The rule provides two configurable execution options that control when and how frequently it fires:
Execute on Changes Only: When enabled, the rule only outputs a result when the highest price within the lookback period changes. This prevents unnecessary downstream rule executions when the highest price remains stable. When disabled, the rule outputs the current highest price on every input regardless of whether it has changed.
Latest Price is Highest: When enabled, the rule only executes if the most recently received price is the highest in the lookback period, making it ideal for triggering actions only when new price highs are reached. When disabled, the rule executes whenever the highest price changes, regardless of whether the change was caused by the latest input or by an old value falling out of the lookback window.

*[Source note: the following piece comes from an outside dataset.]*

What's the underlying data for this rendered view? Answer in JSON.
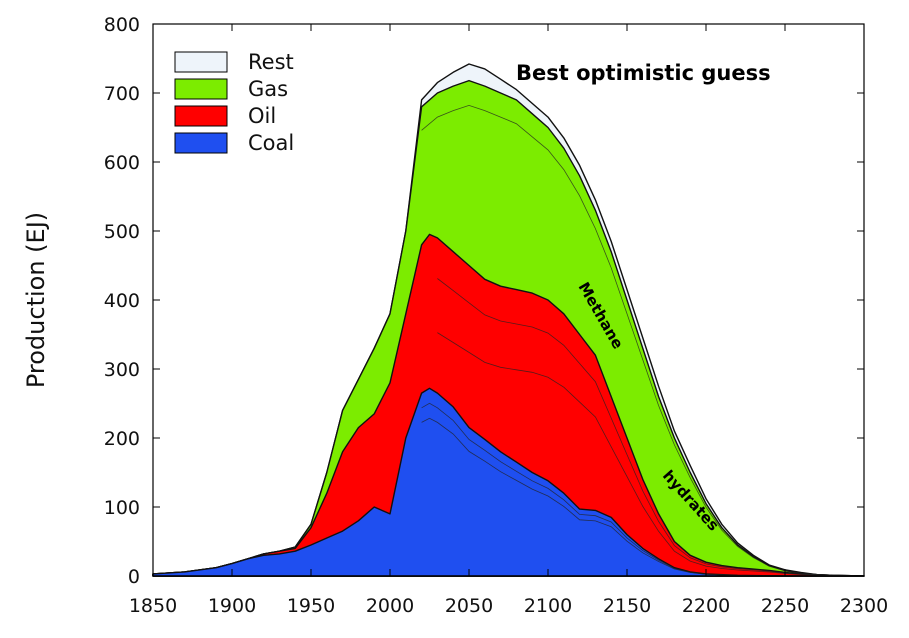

This rule is particularly useful for breakout strategies, resistance level detection, trailing stop calculations, and any strategy that needs to respond when prices reach new highs within a specific period.
Inputs
| Parameter | Description | Required | Default |
|---|---|---|---|
| Price | The latest price input to be compared with previous prices to determine the highest price. This is the new price value that gets added to the analysis on each evaluation. | Yes | — |
| Lookback Period | The number of recent price inputs to consider when determining the highest price. Set to 0 for unlimited lookback (all-time high), or a positive number for a rolling window. For example, a value of 5 considers only the most recent 5 price inputs. | No | 0 |
| Latest Price is Highest | Controls when the rule executes. When true, the rule only fires if the most recently received price is the highest in the lookback period. When false, the rule fires whenever the highest price changes for any reason. | Yes | true |
| Execute on Changes Only | Controls execution frequency. When true, the rule only fires when the highest price in the lookback period changes. When false, the rule fires on every price input even if the highest price has not changed. | Yes | true |
Outputs
| Output | Description |
|---|---|
| Highest Price | The highest price value identified within the specified lookback period based on the configured criteria. This value updates as new highs are reached or as old highs fall outside the rolling window. |
Tips
Use an unlimited lookback (period 0) when you need to track the absolute highest price since the strategy started—perfect for calculating trailing stops from the all-time high. Use a limited lookback when you need a rolling high, such as tracking the highest price over the last 20 data points for dynamic resistance levels. Enable “Latest Price is Highest” when you only want to trigger actions at the moment a new high is reached, which is ideal for breakout strategies.